23.6.11

As pontas do ano



Terça-feira passada, dia 21 de junho, foi o nosso solstício de inverno. Adoro essa expressão, que traz à mente a imagem de sacerdotes incas amarrando o sol em Machu Pichu ou druidas acendendo fogueiras em Stonhenge, que conheci quando ainda era um monumento solto no meio do campo, sem cordões de isolamento e multidões de turistas. A idade, afinal, serve para algumas coisas, ainda que a maioria delas já tenha acontecido.

O que quer dizer isso, solstício de inverno? Simples: é a noite mais longa do ano, seguida do dia mais curto; a partir dos quais as noites se tornarão mais curtas e os dias mais longos, até chegarmos ao auge do verão, vale dizer o dia mais longo do ano, seguido da noite mais curta: o solstício de verão. O solstício de inverno, no Hemisfério Sul, marca o dia em que o sol mais se afasta em direção ao Norte; o de verão marca aquele em que mais se afasta ao Sul. Isso explica, entre inúmeras coisas, o fato de certos apartamentos pegarem sol de frente alguns meses do ano e sol nenhum outros tantos.

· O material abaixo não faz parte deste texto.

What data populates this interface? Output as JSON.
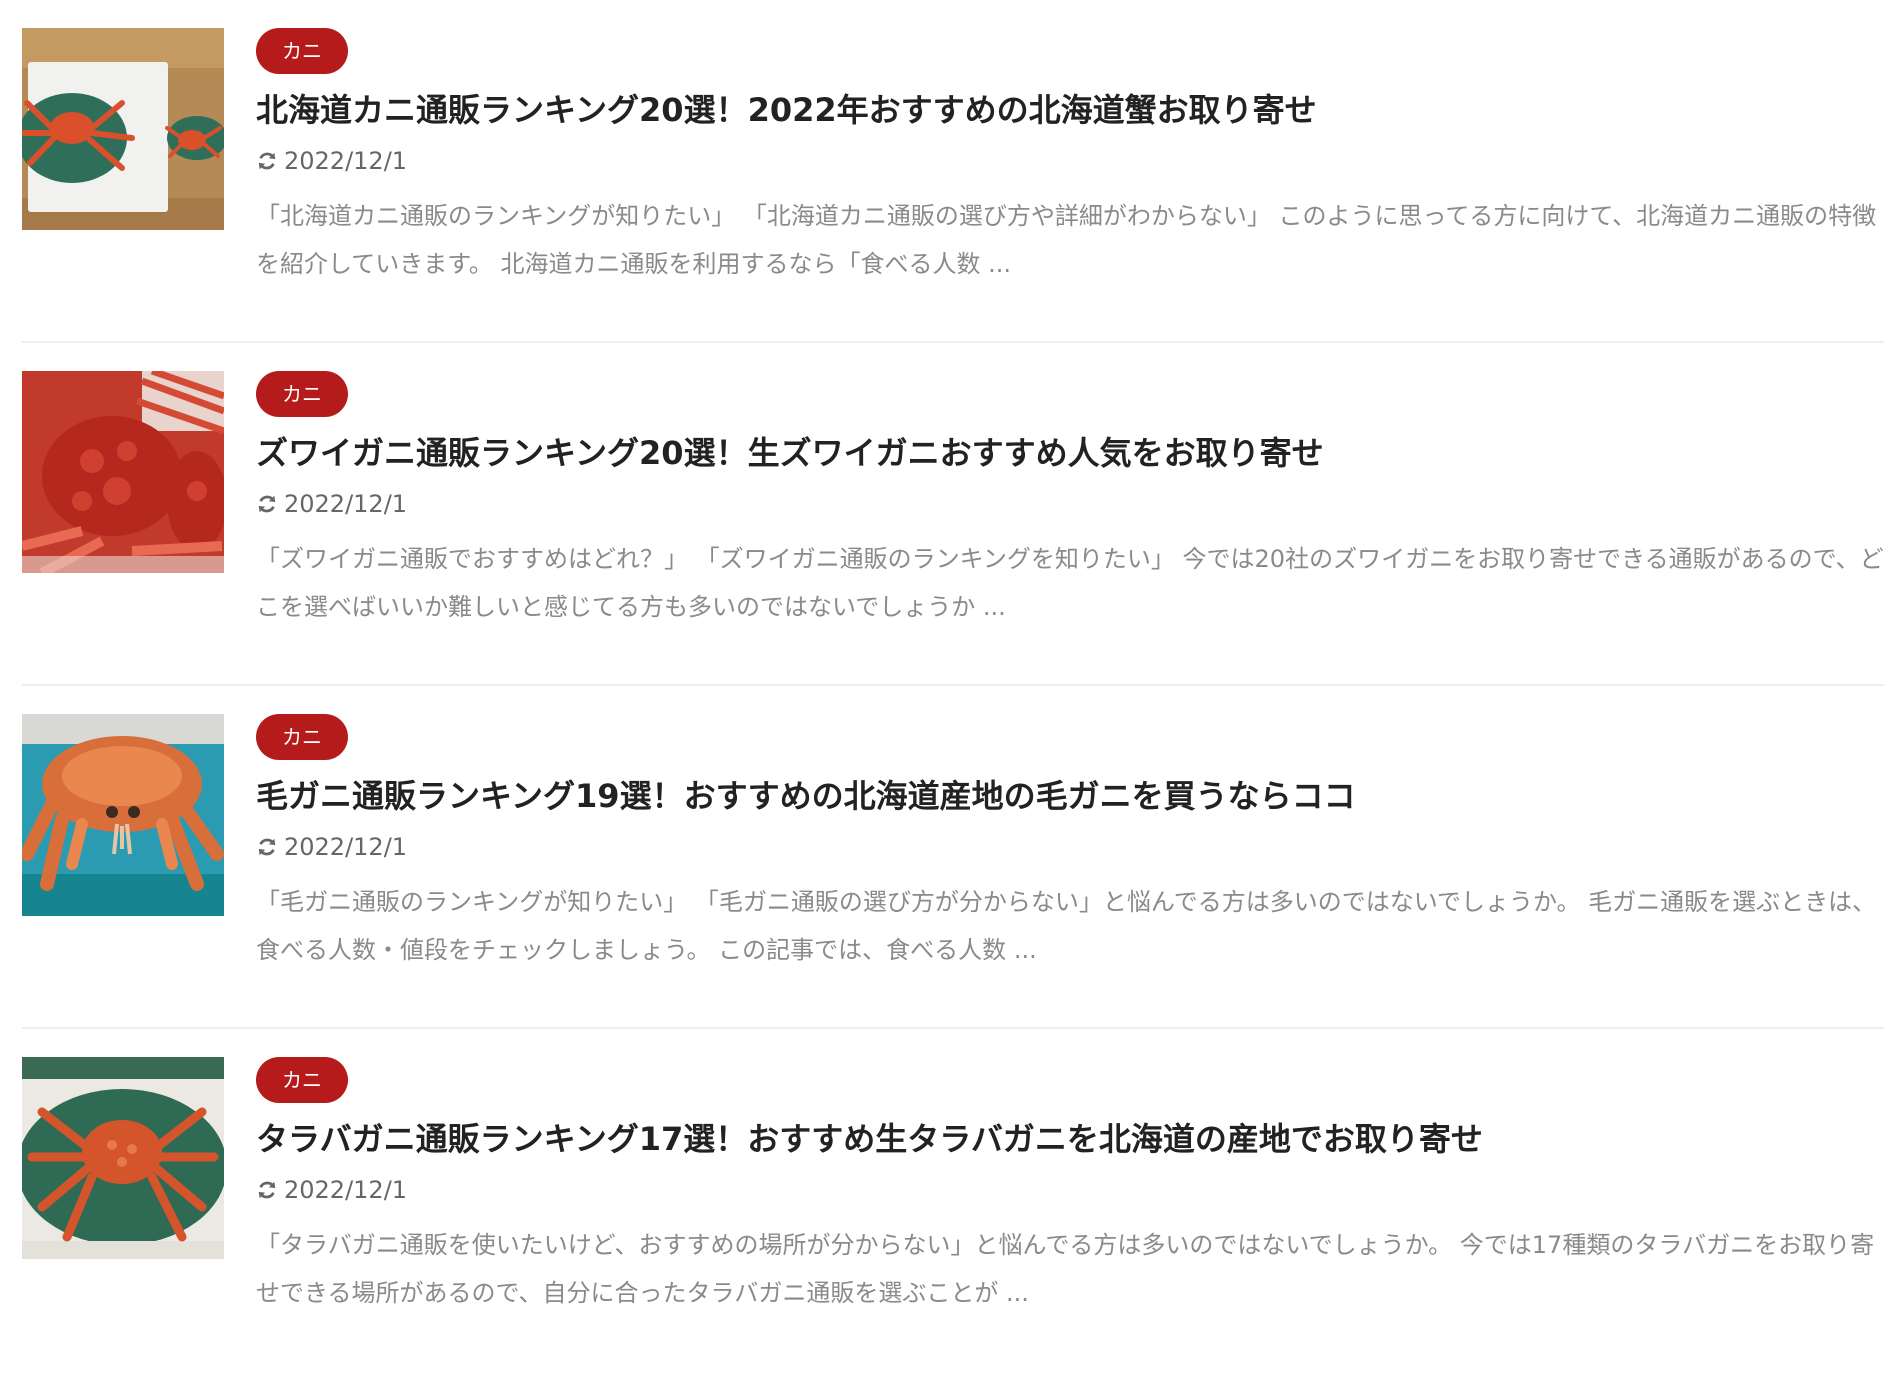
{
  "theme": {
    "badge_color": "#b51b1b",
    "title_color": "#222222",
    "excerpt_color": "#8a8a8a",
    "meta_color": "#666666"
  },
  "posts": [
    {
      "category": "カニ",
      "title": "北海道カニ通販ランキング20選！2022年おすすめの北海道蟹お取り寄せ",
      "date": "2022/12/1",
      "date_icon": "refresh-icon",
      "excerpt": "「北海道カニ通販のランキングが知りたい」 「北海道カニ通販の選び方や詳細がわからない」 このように思ってる方に向けて、北海道カニ通販の特徴を紹介していきます。 北海道カニ通販を利用するなら「食べる人数 ...",
      "thumbnail": "crab-on-tray-wooden-floor"
    },
    {
      "category": "カニ",
      "title": "ズワイガニ通販ランキング20選！生ズワイガニおすすめ人気をお取り寄せ",
      "date": "2022/12/1",
      "date_icon": "refresh-icon",
      "excerpt": "「ズワイガニ通販でおすすめはどれ？」 「ズワイガニ通販のランキングを知りたい」 今では20社のズワイガニをお取り寄せできる通販があるので、どこを選べばいいか難しいと感じてる方も多いのではないでしょうか ...",
      "thumbnail": "red-snow-crab-closeup"
    },
    {
      "category": "カニ",
      "title": "毛ガニ通販ランキング19選！おすすめの北海道産地の毛ガニを買うならココ",
      "date": "2022/12/1",
      "date_icon": "refresh-icon",
      "excerpt": "「毛ガニ通販のランキングが知りたい」 「毛ガニ通販の選び方が分からない」と悩んでる方は多いのではないでしょうか。 毛ガニ通販を選ぶときは、食べる人数・値段をチェックしましょう。 この記事では、食べる人数 ...",
      "thumbnail": "hairy-crab-on-blue-cloth"
    },
    {
      "category": "カニ",
      "title": "タラバガニ通販ランキング17選！おすすめ生タラバガニを北海道の産地でお取り寄せ",
      "date": "2022/12/1",
      "date_icon": "refresh-icon",
      "excerpt": "「タラバガニ通販を使いたいけど、おすすめの場所が分からない」と悩んでる方は多いのではないでしょうか。 今では17種類のタラバガニをお取り寄せできる場所があるので、自分に合ったタラバガニ通販を選ぶことが ...",
      "thumbnail": "king-crab-on-green-cloth"
    }
  ]
}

Entre nós, que vivemos numa latitude benigna em que mal se notam as mudanças de estação, pouca gente se preocupa com os solstícios. Para povos climaticamente menos abençoados, porém, eles são pontos cruciais do ano, e remetem a analogias com o eterno ciclo de vida e morte. O solstício de verão do Hemisfério Norte, por exemplo, em que pesem todos aqueles escandinavos semi-pelados esparramados pelas praças aproveitando a hora do almoço para tomar sol, marca o momento em que o planeta inicia a sua marcha inexorável para o gelo e para a morte; de onde começará a emergir, lentamente, após o solstício de inverno, ponto inicial do renascimento da vida.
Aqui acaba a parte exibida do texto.